CS 537: Fall 2005

Programming Assignment 4: Protecting your data


Due: Thursday, December 15th, at 10pm
You are to do this project BY YOURSELF
This project must be implemented in C

Notes

12/15 -- Some tests to expect:

No file exists: use your library to ...
open 'foo' O_WRONLY, write out 1 block, close, open, read
open 'foo' O_WRONLY, write 1, close, corrupt 1 block, open, read
open 'foo' O_WRONLY, write 10, close, corrupt 1 in middle, open, read all
open 'foo' O_WRONLY, write 10, close, corrupt 1 in middle, open, lseek to "bad" block, read 1 block
open 'foo' O_WRONLY, write 10, close, corrupt 2 in middle, open, read all (should fail)
open 'foo' O_WRONLY, write 10, close, corrupt 2 in middle, open, lseek to "bad" block, read 1 block (should fail)
open/write/close 'foo' (size 10), open, lseek to middle block, write 1, close, open and read back all
open/write/close 'foo' (size 10), open, lseek to middle block, write 1, close, corrupt 1 other block, open and read back all

Files kept open a long time: use your library to
open 10 block file, corrupt 1 block, read it, close
open 10 block file, corrupt 3 blocks, read them (should fail), close
open 10 block file, corrupt 1 block, read it, corrupt another, close

Truncating/Unlinking: use your library to ...
open/write/close 'foo' size 10 blocks, unlink, try to open it (should fail)
open/write/close foo size 10, truncate to size 0, open and read all
open/write/close foo size 10, truncate to size 1 block, open and read all
open/write/close foo size 10, truncate to size 3 block, corrupt 1 block, open and read all
open/write/close foo size 10, truncate to size 3 block, corrupt 2 blocks, open and read all (should fail)

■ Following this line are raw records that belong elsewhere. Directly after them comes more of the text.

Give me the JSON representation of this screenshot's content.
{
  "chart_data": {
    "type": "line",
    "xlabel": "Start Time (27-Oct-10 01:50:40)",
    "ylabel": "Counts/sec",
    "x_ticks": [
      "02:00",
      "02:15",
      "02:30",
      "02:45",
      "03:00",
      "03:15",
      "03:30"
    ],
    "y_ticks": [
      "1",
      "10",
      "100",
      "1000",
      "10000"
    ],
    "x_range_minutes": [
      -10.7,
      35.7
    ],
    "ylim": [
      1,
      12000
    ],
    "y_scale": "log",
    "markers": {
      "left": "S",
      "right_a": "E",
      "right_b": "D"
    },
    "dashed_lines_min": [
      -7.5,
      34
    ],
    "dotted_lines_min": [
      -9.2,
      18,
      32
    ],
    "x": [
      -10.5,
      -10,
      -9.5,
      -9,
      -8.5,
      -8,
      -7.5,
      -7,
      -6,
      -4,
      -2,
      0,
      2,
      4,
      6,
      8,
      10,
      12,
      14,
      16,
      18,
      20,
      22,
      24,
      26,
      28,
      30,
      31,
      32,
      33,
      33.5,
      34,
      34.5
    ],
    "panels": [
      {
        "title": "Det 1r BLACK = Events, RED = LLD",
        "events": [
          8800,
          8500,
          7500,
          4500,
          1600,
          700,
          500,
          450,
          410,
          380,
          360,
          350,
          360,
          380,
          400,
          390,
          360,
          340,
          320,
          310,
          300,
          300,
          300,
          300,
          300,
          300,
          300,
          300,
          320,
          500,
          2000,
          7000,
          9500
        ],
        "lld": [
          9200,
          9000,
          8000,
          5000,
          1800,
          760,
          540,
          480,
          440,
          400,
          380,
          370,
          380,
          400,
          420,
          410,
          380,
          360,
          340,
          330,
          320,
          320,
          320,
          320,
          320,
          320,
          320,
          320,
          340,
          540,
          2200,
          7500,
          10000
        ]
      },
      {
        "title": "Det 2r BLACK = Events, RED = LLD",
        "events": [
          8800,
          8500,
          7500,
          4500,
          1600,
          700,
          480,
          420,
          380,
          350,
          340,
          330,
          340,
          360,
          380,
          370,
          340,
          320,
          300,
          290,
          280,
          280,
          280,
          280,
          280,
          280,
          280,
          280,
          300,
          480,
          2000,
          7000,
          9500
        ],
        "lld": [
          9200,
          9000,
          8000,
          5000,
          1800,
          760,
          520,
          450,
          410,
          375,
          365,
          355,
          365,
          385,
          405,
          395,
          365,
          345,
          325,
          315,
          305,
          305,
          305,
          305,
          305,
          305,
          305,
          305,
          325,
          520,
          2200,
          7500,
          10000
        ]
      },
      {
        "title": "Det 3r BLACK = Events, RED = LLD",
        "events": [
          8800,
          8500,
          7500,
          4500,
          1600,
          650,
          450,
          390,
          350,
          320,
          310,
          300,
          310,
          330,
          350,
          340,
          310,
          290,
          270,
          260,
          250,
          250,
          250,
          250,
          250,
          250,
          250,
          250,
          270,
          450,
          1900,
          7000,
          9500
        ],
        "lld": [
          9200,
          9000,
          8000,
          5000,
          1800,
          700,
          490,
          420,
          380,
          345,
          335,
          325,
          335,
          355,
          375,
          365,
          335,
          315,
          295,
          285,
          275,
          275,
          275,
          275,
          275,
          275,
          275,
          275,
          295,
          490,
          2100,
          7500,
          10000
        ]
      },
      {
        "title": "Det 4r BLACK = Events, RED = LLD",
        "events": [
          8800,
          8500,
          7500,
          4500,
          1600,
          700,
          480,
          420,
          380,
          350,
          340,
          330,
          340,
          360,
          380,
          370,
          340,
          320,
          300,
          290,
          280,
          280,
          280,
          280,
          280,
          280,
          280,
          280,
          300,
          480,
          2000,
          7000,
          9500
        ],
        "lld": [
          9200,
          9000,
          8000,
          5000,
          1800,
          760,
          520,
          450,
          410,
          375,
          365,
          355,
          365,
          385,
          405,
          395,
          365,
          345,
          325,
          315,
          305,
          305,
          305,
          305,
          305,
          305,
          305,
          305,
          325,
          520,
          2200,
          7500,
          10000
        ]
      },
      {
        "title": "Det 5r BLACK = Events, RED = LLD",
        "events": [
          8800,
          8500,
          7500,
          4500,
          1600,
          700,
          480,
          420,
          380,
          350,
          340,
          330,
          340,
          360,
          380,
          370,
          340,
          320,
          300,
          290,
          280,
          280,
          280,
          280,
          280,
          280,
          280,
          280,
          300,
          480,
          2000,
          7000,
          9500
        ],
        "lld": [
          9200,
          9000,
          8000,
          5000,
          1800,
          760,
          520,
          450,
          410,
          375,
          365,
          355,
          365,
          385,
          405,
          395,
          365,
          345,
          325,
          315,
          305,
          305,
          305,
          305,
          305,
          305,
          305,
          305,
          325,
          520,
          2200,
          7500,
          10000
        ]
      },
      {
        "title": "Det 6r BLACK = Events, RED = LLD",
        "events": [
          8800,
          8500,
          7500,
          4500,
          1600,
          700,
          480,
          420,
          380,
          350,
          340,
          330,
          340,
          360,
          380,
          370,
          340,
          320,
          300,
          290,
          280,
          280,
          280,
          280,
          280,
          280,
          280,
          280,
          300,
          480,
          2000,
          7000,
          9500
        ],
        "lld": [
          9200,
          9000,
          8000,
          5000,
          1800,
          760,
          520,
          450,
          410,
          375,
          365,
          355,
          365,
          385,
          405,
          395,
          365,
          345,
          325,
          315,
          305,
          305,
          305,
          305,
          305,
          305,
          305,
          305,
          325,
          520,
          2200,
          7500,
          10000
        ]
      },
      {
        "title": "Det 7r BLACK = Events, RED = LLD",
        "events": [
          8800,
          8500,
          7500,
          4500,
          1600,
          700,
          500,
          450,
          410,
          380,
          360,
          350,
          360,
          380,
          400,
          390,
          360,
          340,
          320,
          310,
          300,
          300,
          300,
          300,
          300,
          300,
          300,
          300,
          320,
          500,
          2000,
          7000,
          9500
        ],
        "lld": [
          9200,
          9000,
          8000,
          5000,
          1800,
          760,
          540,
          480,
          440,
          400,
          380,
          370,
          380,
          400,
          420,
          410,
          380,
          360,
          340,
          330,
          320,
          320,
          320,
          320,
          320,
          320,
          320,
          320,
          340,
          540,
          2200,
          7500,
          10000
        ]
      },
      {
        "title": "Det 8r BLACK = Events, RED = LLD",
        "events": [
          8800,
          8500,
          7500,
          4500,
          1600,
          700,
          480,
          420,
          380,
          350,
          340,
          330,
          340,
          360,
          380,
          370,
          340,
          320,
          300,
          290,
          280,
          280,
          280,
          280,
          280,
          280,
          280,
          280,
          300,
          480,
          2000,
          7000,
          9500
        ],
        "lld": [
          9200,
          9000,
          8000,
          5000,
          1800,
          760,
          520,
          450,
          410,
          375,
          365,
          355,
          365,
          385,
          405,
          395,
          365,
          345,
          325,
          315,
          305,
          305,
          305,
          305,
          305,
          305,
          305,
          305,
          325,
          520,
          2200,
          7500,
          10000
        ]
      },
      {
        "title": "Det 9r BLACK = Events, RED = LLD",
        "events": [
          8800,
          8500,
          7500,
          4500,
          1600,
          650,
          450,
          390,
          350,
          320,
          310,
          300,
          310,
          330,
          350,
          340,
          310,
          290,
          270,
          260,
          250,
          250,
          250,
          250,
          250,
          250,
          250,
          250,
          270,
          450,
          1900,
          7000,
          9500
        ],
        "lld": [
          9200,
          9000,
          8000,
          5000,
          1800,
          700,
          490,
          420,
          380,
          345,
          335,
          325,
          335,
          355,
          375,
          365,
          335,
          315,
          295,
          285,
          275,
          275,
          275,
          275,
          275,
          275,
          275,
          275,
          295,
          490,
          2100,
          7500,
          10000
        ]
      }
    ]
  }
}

Scale tests: use your library to ...
open/write/close 100 files of size 1 block, read them all back
open/write/close 10000 files of size 1 block, read them all back
open/write/close 100 files of size 10000 blocks, read them all back
open 100 files, write 1 block to each, close 100 files, read them all back
open 1000 files, write 1 block to each, close 1000 files, read all back
create 10000 files of size 1 block (this time without your library), read
them all (with your library)
open/write/close 10000 files of size 3 blocks, corrupt 1 block of each, read them all back
open/write/close 10000 files of size 3 blocks, corrupt 2 blocks of each, read them all back (should all fail)
open 1 10-block file 10 times, read same file through each descriptor
open 1 10-block file 10 times, read/write file through each descriptor

File 'foo' (size 10 blocks) exists but has never been accessed thru your library:
open 'foo', read all 1 block @ a time, close
open 'foo', read all, close, corrupt 1 block of 'foo', read all again
open 'foo', read all, close, corrupt 1 block, read just that block
open 'foo', read all, close, corrupt 2 blocks, try to read (should fail)
open 'foo', read all, 2 blocks @ a time

Left to you to test without guidance: error cases ...
e.g., open a file O_WRONLY (write only), try to read a block (all using your library), or having FSPROTECT_HOME not set, or ...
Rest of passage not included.